São medidas pontuais. Uma proíbe o óbvio: que os médicos deixem de prestar o serviço contratado como fizeram em 7 de abril último. Outra abre processo administrativo para apurar a participação do Conselho Federal de Medicina, da Associação Médica Brasileira e da Federação Nacional dos Médicos no boicote aos planos e na cobrança de adicional para atendimento a pacientes. A última recomenda ao Conselho Administrativo de Defesa Econômica (Cade) que essas três entidades sejam condenadas por influenciar a categoria a adotar a Classificação Brasileira Hierarquizada de Procedimentos Médicos.

Urge expurgar o faz de conta dessa relação, sob todos os aspectos, cara ao consumidor. É imprescindível assegurar a quem contrata plano de saúde a certeza de que os serviços serão prestados da forma contratada. Se uma das partes falha (a administradora, a instituição de saúde ou o médico), a conta não pode sobrar para o contratante. Cumprir deveres não é obrigação apenas do usuário, a quem simplesmente se negará atendimento no caso de estar com alguma mensalidade em aberto. O absurdo pagamento de bônus a profissionais que pedem menos exames aos pacientes, enfim proibido pela ANS no mês passado, é mais do que antiética: é exemplar do descalabro que impera no setor.

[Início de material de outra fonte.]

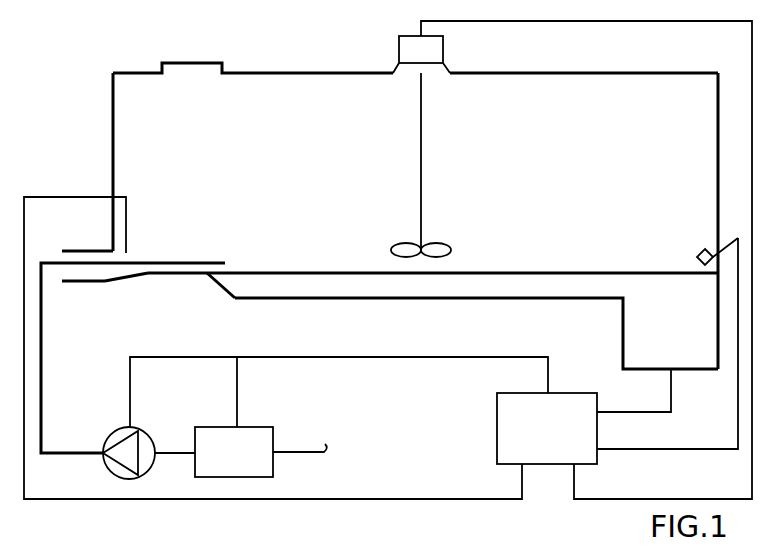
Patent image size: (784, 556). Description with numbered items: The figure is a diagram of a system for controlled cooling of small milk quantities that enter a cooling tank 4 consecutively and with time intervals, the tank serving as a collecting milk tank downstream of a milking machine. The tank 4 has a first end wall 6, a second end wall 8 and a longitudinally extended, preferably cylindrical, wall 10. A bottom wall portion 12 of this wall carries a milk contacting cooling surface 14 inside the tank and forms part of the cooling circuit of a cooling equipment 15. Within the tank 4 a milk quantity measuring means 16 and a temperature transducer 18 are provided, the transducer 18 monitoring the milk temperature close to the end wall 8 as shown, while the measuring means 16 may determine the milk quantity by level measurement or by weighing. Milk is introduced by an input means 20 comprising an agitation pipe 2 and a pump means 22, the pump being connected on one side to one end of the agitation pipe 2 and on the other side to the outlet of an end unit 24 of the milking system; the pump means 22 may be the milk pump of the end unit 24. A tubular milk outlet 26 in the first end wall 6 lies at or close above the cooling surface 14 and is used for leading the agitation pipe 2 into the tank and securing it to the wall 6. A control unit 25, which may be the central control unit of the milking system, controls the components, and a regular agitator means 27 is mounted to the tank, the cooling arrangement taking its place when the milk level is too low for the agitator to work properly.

The agitation pipe 2 is at (200, 263).
The cooling tank 4 is at (360, 62).
The first end wall 6 is at (113, 146).
The second end wall 8 is at (719, 80).
The longitudinally extended wall 10 is at (274, 58).
The bottom wall portion 12 is at (178, 280).
The cooling surface 14 is at (503, 272).
The cooling equipment 15 is at (623, 332).
The milk quantity measuring means 16 is at (127, 250).
The temperature transducer 18 is at (698, 255).
The input means 20 is at (288, 401).
The pump means 22 is at (122, 428).
The end unit 24 is at (234, 452).
The control unit 25 is at (547, 428).
The tubular milk outlet 26 is at (85, 283).
The agitator means 27 is at (443, 55).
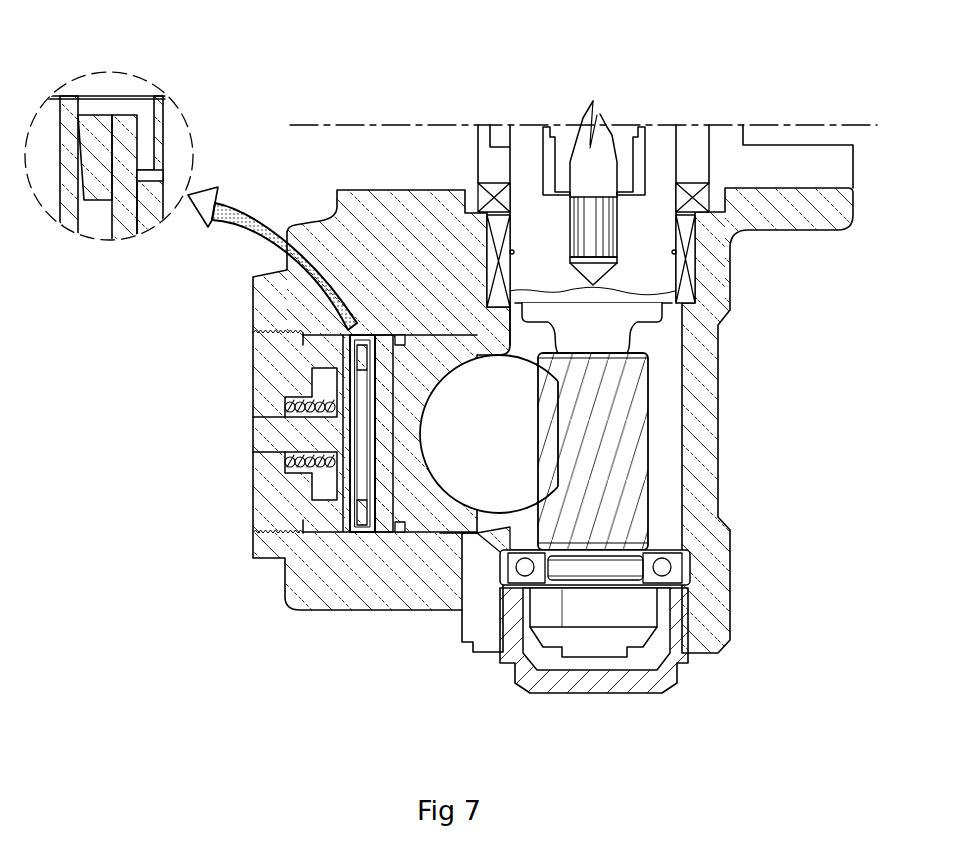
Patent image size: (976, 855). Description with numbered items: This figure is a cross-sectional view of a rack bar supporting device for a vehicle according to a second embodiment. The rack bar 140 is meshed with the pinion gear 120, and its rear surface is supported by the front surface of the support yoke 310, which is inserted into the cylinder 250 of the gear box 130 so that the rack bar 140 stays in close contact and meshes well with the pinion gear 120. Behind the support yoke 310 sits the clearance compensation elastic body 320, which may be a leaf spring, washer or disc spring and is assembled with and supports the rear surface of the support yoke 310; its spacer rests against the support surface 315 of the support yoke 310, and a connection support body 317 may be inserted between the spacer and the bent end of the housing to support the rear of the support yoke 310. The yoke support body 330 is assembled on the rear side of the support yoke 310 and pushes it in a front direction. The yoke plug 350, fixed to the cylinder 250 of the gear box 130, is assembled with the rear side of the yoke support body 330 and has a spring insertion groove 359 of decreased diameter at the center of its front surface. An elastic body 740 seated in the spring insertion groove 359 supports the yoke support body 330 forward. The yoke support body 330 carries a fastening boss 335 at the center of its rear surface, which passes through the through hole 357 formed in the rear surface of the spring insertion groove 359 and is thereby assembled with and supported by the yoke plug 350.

The pinion gear 120 is at (637, 407).
The gear box 130 is at (314, 222).
The rack bar 140 is at (512, 412).
The cylinder 250 is at (400, 533).
The support yoke 310 is at (453, 520).
The support surface 315 is at (163, 181).
The connection support body 317 is at (383, 520).
The clearance compensation elastic body 320 is at (338, 520).
The yoke support body 330 is at (330, 520).
The fastening boss 335 is at (262, 433).
The yoke plug 350 is at (263, 513).
The through hole 357 is at (268, 417).
The spring insertion groove 359 is at (273, 457).
The elastic body 740 is at (297, 400).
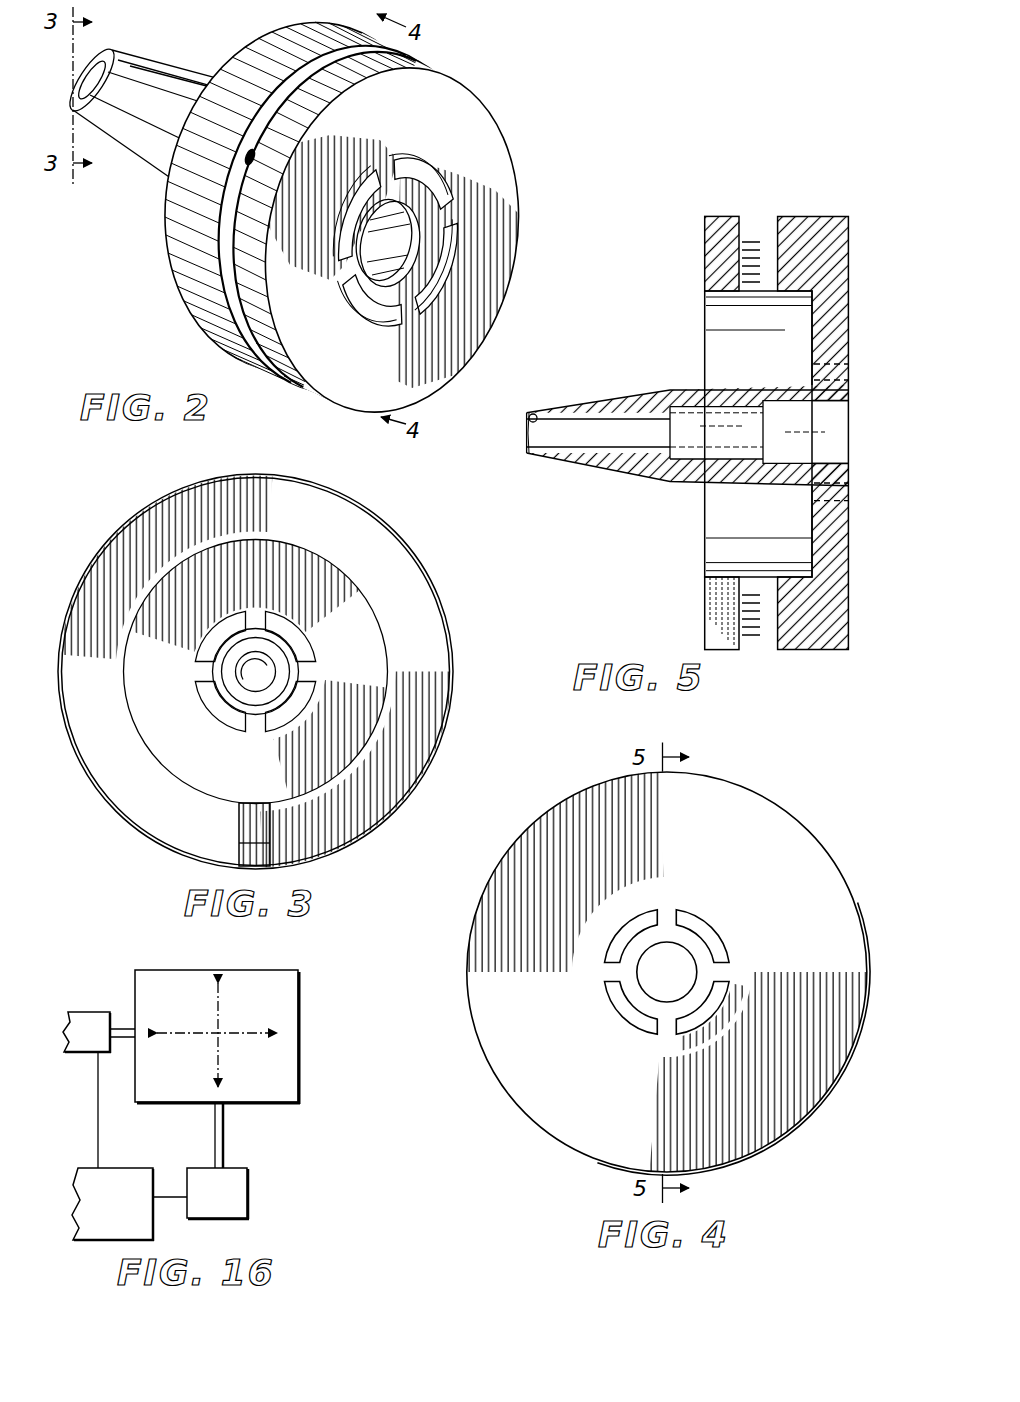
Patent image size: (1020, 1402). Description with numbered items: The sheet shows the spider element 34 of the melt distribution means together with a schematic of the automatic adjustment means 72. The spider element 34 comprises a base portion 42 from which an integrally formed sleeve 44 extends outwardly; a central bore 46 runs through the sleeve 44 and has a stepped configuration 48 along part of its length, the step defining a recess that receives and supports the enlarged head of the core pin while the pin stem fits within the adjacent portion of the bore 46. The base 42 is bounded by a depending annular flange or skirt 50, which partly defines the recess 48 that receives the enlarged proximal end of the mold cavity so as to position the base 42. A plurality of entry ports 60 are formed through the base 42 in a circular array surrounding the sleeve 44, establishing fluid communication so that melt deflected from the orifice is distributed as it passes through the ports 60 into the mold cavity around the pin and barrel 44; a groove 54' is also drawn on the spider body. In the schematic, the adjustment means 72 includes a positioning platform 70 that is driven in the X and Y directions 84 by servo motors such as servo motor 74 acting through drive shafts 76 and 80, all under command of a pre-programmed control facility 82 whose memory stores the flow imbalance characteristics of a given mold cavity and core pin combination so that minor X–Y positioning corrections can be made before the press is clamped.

Médicos insatisfeitos com a remuneração recebida dos planos de saúde têm a alternativa de requerer o descredenciamento conforme previsto em contrato. Em hipótese alguma lhes pode ser facultado decidir cobrar a diferença do usuário, deixar de atendê-lo ou prestar serviço incompleto. A responsabilidade pela fiel prestação dos benefícios é das administradoras. Cabe ao Poder Público fiscalizá-las com o devido rigor, punindo com igual intensidade as que saírem da linha, sem se esquecer de que a saúde é um direito que a Constituição assegura ao cidadão.